Pourquoi l’AFC/M23 est exclue du dialogue
C’est l’un des points les plus sensibles de l’adresse présidentielle.
Félix Tshisekedi a établi une distinction entre le dialogue politique national et les négociations consacrées au conflit dans l’Est de la RDC. Selon lui, les mouvements qui combattent par les armes l’ordre constitutionnel ou occupent des territoires congolais ne peuvent participer au dialogue comme composantes politiques.
Cette position écarte, dans les conditions actuelles, l’AFC/M23.
Le président congolais considère en revanche que Doha reste le cadre approprié pour traiter directement avec le mouvement rebelle des questions liées à la cessation des hostilités, au désengagement, au cantonnement et au désarmement. Le dialogue national ne doit donc pas devenir une seconde table de négociation avec l’AFC/M23.
Une porte ouverte aux combattants qui déposent les armes
L’exclusion du mouvement en tant que composante politique ne signifie toutefois pas une fermeture totale.
Félix Tshisekedi a annoncé qu’une possibilité de réintégration dans la communauté nationale resterait ouverte aux combattants qui, individuellement, renonceraient de manière sincère et vérifiable à la lutte armée et à toute forme de violence.
Cette réintégration serait liée aux mécanismes de désarmement, démobilisation et réintégration, mais également aux dispositifs de justice et de réconciliation.
Le président a par ailleurs insisté sur un principe : la recherche de la paix ne devra pas conduire à l’effacement des crimes graves. Les crimes de guerre, crimes contre l’humanité, violences sexuelles graves et autres crimes imprescriptibles ne pourront, selon lui, faire l’objet d’une amnistie générale au nom d’un compromis politique.
Le dialogue ne suspendra pas les institutions
Autre précision importante : le dialogue national ne devrait pas entraîner la suspension du fonctionnement des institutions de la République.
Félix Tshisekedi a également indiqué que le processus ne remettrait pas en cause le choix exprimé par les électeurs dans les urnes ni le fonctionnement normal des institutions jusqu’au terme constitutionnel de leurs mandats.
Cette clarification intervient alors que le climat politique reste tendu autour du débat sur une éventuelle réforme de la Constitution.
L’opposition face à un nouveau test politique
Le dialogue intervient dans un contexte de fortes tensions entre le pouvoir et une partie de l’opposition.
Plusieurs opposants réclament un processus plus inclusif et contestent les modalités retenues par le pouvoir. Martin Fayulu avait notamment plaidé pour un dialogue différent, tandis que certaines plateformes de l’opposition souhaitent une médiation indépendante et des mesures de décrispation avant toute rencontre nationale.
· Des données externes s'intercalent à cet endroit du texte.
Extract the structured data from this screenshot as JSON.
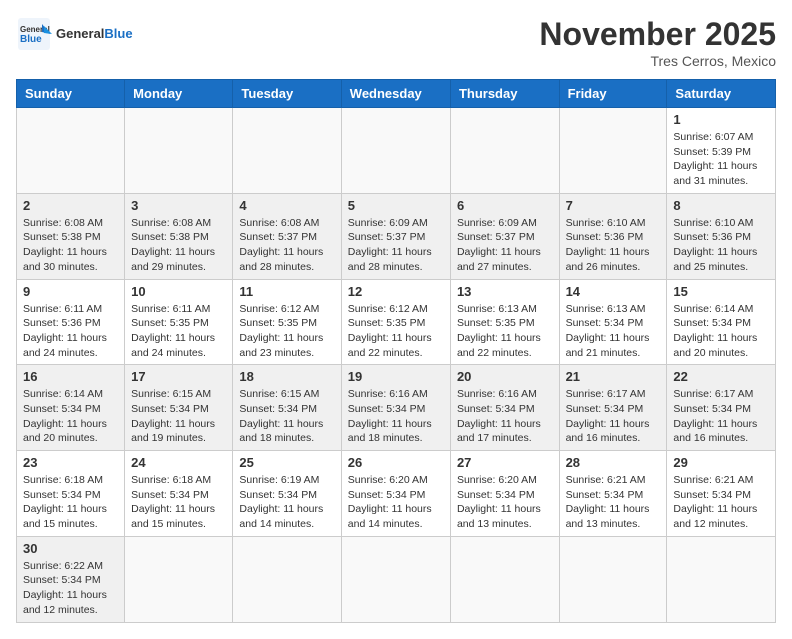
{
  "header": {
    "logo_general": "General",
    "logo_blue": "Blue",
    "month_title": "November 2025",
    "location": "Tres Cerros, Mexico"
  },
  "weekdays": [
    "Sunday",
    "Monday",
    "Tuesday",
    "Wednesday",
    "Thursday",
    "Friday",
    "Saturday"
  ],
  "weeks": [
    [
      {
        "day": "",
        "info": ""
      },
      {
        "day": "",
        "info": ""
      },
      {
        "day": "",
        "info": ""
      },
      {
        "day": "",
        "info": ""
      },
      {
        "day": "",
        "info": ""
      },
      {
        "day": "",
        "info": ""
      },
      {
        "day": "1",
        "info": "Sunrise: 6:07 AM\nSunset: 5:39 PM\nDaylight: 11 hours and 31 minutes."
      }
    ],
    [
      {
        "day": "2",
        "info": "Sunrise: 6:08 AM\nSunset: 5:38 PM\nDaylight: 11 hours and 30 minutes."
      },
      {
        "day": "3",
        "info": "Sunrise: 6:08 AM\nSunset: 5:38 PM\nDaylight: 11 hours and 29 minutes."
      },
      {
        "day": "4",
        "info": "Sunrise: 6:08 AM\nSunset: 5:37 PM\nDaylight: 11 hours and 28 minutes."
      },
      {
        "day": "5",
        "info": "Sunrise: 6:09 AM\nSunset: 5:37 PM\nDaylight: 11 hours and 28 minutes."
      },
      {
        "day": "6",
        "info": "Sunrise: 6:09 AM\nSunset: 5:37 PM\nDaylight: 11 hours and 27 minutes."
      },
      {
        "day": "7",
        "info": "Sunrise: 6:10 AM\nSunset: 5:36 PM\nDaylight: 11 hours and 26 minutes."
      },
      {
        "day": "8",
        "info": "Sunrise: 6:10 AM\nSunset: 5:36 PM\nDaylight: 11 hours and 25 minutes."
      }
    ],
    [
      {
        "day": "9",
        "info": "Sunrise: 6:11 AM\nSunset: 5:36 PM\nDaylight: 11 hours and 24 minutes."
      },
      {
        "day": "10",
        "info": "Sunrise: 6:11 AM\nSunset: 5:35 PM\nDaylight: 11 hours and 24 minutes."
      },
      {
        "day": "11",
        "info": "Sunrise: 6:12 AM\nSunset: 5:35 PM\nDaylight: 11 hours and 23 minutes."
      },
      {
        "day": "12",
        "info": "Sunrise: 6:12 AM\nSunset: 5:35 PM\nDaylight: 11 hours and 22 minutes."
      },
      {
        "day": "13",
        "info": "Sunrise: 6:13 AM\nSunset: 5:35 PM\nDaylight: 11 hours and 22 minutes."
      },
      {
        "day": "14",
        "info": "Sunrise: 6:13 AM\nSunset: 5:34 PM\nDaylight: 11 hours and 21 minutes."
      },
      {
        "day": "15",
        "info": "Sunrise: 6:14 AM\nSunset: 5:34 PM\nDaylight: 11 hours and 20 minutes."
      }
    ],
    [
      {
        "day": "16",
        "info": "Sunrise: 6:14 AM\nSunset: 5:34 PM\nDaylight: 11 hours and 20 minutes."
      },
      {
        "day": "17",
        "info": "Sunrise: 6:15 AM\nSunset: 5:34 PM\nDaylight: 11 hours and 19 minutes."
      },
      {
        "day": "18",
        "info": "Sunrise: 6:15 AM\nSunset: 5:34 PM\nDaylight: 11 hours and 18 minutes."
      },
      {
        "day": "19",
        "info": "Sunrise: 6:16 AM\nSunset: 5:34 PM\nDaylight: 11 hours and 18 minutes."
      },
      {
        "day": "20",
        "info": "Sunrise: 6:16 AM\nSunset: 5:34 PM\nDaylight: 11 hours and 17 minutes."
      },
      {
        "day": "21",
        "info": "Sunrise: 6:17 AM\nSunset: 5:34 PM\nDaylight: 11 hours and 16 minutes."
      },
      {
        "day": "22",
        "info": "Sunrise: 6:17 AM\nSunset: 5:34 PM\nDaylight: 11 hours and 16 minutes."
      }
    ],
    [
      {
        "day": "23",
        "info": "Sunrise: 6:18 AM\nSunset: 5:34 PM\nDaylight: 11 hours and 15 minutes."
      },
      {
        "day": "24",
        "info": "Sunrise: 6:18 AM\nSunset: 5:34 PM\nDaylight: 11 hours and 15 minutes."
      },
      {
        "day": "25",
        "info": "Sunrise: 6:19 AM\nSunset: 5:34 PM\nDaylight: 11 hours and 14 minutes."
      },
      {
        "day": "26",
        "info": "Sunrise: 6:20 AM\nSunset: 5:34 PM\nDaylight: 11 hours and 14 minutes."
      },
      {
        "day": "27",
        "info": "Sunrise: 6:20 AM\nSunset: 5:34 PM\nDaylight: 11 hours and 13 minutes."
      },
      {
        "day": "28",
        "info": "Sunrise: 6:21 AM\nSunset: 5:34 PM\nDaylight: 11 hours and 13 minutes."
      },
      {
        "day": "29",
        "info": "Sunrise: 6:21 AM\nSunset: 5:34 PM\nDaylight: 11 hours and 12 minutes."
      }
    ],
    [
      {
        "day": "30",
        "info": "Sunrise: 6:22 AM\nSunset: 5:34 PM\nDaylight: 11 hours and 12 minutes."
      },
      {
        "day": "",
        "info": ""
      },
      {
        "day": "",
        "info": ""
      },
      {
        "day": "",
        "info": ""
      },
      {
        "day": "",
        "info": ""
      },
      {
        "day": "",
        "info": ""
      },
      {
        "day": "",
        "info": ""
      }
    ]
  ]
}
Félix Tshisekedi a justement annoncé des mesures de confiance et de décrispation politique, sans en détailler immédiatement le contenu. Il a également appelé les acteurs politiques à renoncer aux discours de haine et aux « postures stériles ».
Un dialogue distinct de Doha et de Washington
Kinshasa entend donc maintenir trois cadres distincts.
Le dialogue national devra traiter les fractures internes et les questions liées à la cohésion nationale et à la refondation de l’État. Le processus de Doha reste consacré aux négociations avec l’AFC/M23. Quant au processus diplomatique de Washington, il concerne principalement les relations entre la RDC et le Rwanda.
Pour Félix Tshisekedi, cette séparation doit empêcher que les négociations sur le conflit armé ne se confondent avec le débat politique interne.
Le défi de la participation
Reste désormais la question la plus délicate : quels acteurs répondront présents à l’appel présidentiel ?
Le succès du dialogue dépendra largement de sa capacité à rassembler majorité, opposition, société civile et différentes composantes de la société congolaise autour d’un agenda commun.
En choisissant de commencer par les 26 provinces avant de réunir les participants à Kinshasa, Félix Tshisekedi veut donner au processus une dimension nationale et territoriale plus importante.
Mais l’exclusion de l’AFC/M23, les réserves d’une partie de l’opposition et le contexte sécuritaire dans l’Est constituent autant de défis susceptibles de peser sur la crédibilité des futures assises.